La notion de frontière, à la fois dans la tradition symbolique de Cronos et dans la construction de tes peintures, est forte et omniprésente. Au-delà de la première lecture que l’on pourrait en faire, - de séparation, distanciation ou délimitation -, ne pourrait-on pas y lire aussi une constante ambivalence, des contrastes tels que l’espace et le temps, la lourdeur de la brique et la légèreté de l’aquarelle, la maîtrise et la spontanéité, etc ? N’est-ce pas aussi une manière de nous amener à voir au-delà d’un voile ?

G.D : Ici, la première frontière est celle du regard bloqué par les murs rouges. Deux éléments découlent de cette frontalité. D’une part, les murs frontaux sont cadrés de telle manière qu’on puisse imaginer qu’ils se répandent presque à l’infini. Ils pourraient tous appartenir à un même et mystérieux bâtiment dont on ne pourrait embrasser du regard sa totalité ni en avoir une image mentale précise.

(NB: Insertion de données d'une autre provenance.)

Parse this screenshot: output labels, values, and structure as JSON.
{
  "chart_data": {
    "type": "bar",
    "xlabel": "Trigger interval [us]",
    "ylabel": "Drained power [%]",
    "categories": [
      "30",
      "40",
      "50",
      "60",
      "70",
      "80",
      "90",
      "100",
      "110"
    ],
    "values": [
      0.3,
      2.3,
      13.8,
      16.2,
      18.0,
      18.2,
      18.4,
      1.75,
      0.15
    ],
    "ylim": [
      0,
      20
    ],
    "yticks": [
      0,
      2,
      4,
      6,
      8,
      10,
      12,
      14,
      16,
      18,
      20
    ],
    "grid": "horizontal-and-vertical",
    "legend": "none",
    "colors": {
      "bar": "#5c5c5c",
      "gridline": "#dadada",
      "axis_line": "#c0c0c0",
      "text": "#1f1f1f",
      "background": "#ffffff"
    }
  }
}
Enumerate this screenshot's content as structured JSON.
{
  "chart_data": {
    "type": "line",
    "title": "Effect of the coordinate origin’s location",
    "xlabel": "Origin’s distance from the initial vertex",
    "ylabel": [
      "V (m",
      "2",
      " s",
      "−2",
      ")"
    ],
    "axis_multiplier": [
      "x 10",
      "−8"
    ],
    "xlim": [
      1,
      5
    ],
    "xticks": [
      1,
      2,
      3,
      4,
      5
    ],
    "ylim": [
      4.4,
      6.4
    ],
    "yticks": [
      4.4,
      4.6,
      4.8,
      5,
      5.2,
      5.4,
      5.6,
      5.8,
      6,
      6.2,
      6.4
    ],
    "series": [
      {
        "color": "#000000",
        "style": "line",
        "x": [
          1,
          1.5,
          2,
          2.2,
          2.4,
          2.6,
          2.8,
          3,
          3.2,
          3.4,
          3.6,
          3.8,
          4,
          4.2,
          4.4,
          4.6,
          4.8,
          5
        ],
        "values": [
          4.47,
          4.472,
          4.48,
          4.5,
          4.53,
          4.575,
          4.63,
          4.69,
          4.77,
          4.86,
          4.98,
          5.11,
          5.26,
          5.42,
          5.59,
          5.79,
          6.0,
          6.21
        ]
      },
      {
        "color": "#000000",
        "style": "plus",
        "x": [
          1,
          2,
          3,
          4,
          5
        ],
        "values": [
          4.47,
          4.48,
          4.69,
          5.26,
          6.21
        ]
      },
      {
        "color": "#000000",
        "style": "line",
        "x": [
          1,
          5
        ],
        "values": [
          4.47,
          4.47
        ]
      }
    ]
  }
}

D’autre part, ce cadrage serré — qui provoque le hors champs le l’image — trouble la position des spectateurs·ices qui ne peuvent définir s’ils sont placés à l’intérieur ou à l’extérieur d’un bâtiment. Qu’y a-t-il derrière les murs ? Que voilent-ils ? La frontière ainsi décrite est peut-être plus subtile que matérielle. La figure mythologique de Janus aurait également pu donner son nom au titre de l’exposition. Avec son double visage il est le gardien du seuil qui voit simultanément devant et derrière le monde connu et le monde inconnu ; il est la frontière entre visible et invisible.
Il m’arrive parfois de déclarer, avec un peu de provocation, que l’élément le plus important dans mes peintures est l’espace blanc situé en bas des aquarelles, et que le mur, de fait, ne mérite pas tant d’attention. Ce n’est pas si absurde. Le blanc du papier est la zone encore indéfinie, sol ou arrière des bâtis, zone vierge que le voile du mur ne recouvre pas, ou plus, ou pas encore. Le blanc permet le flottement de centaines de briques qui perdent alors un peu de leur masse. Cela est soutenu par l’utilisation de l’aquarelle qui ne s’applique qu’en couche extrêmement fine (là où l’acrylique et l’huile permettent une peinture empâtée). Ces murs sont des images qui n’existent qu’à peine — ils sont désincarnés.

Entretien entre Gaël Darras et Marie Ladonne, à l’occasion de l’exposition Cronos à BAM Projects, Bordeaux, en 2023.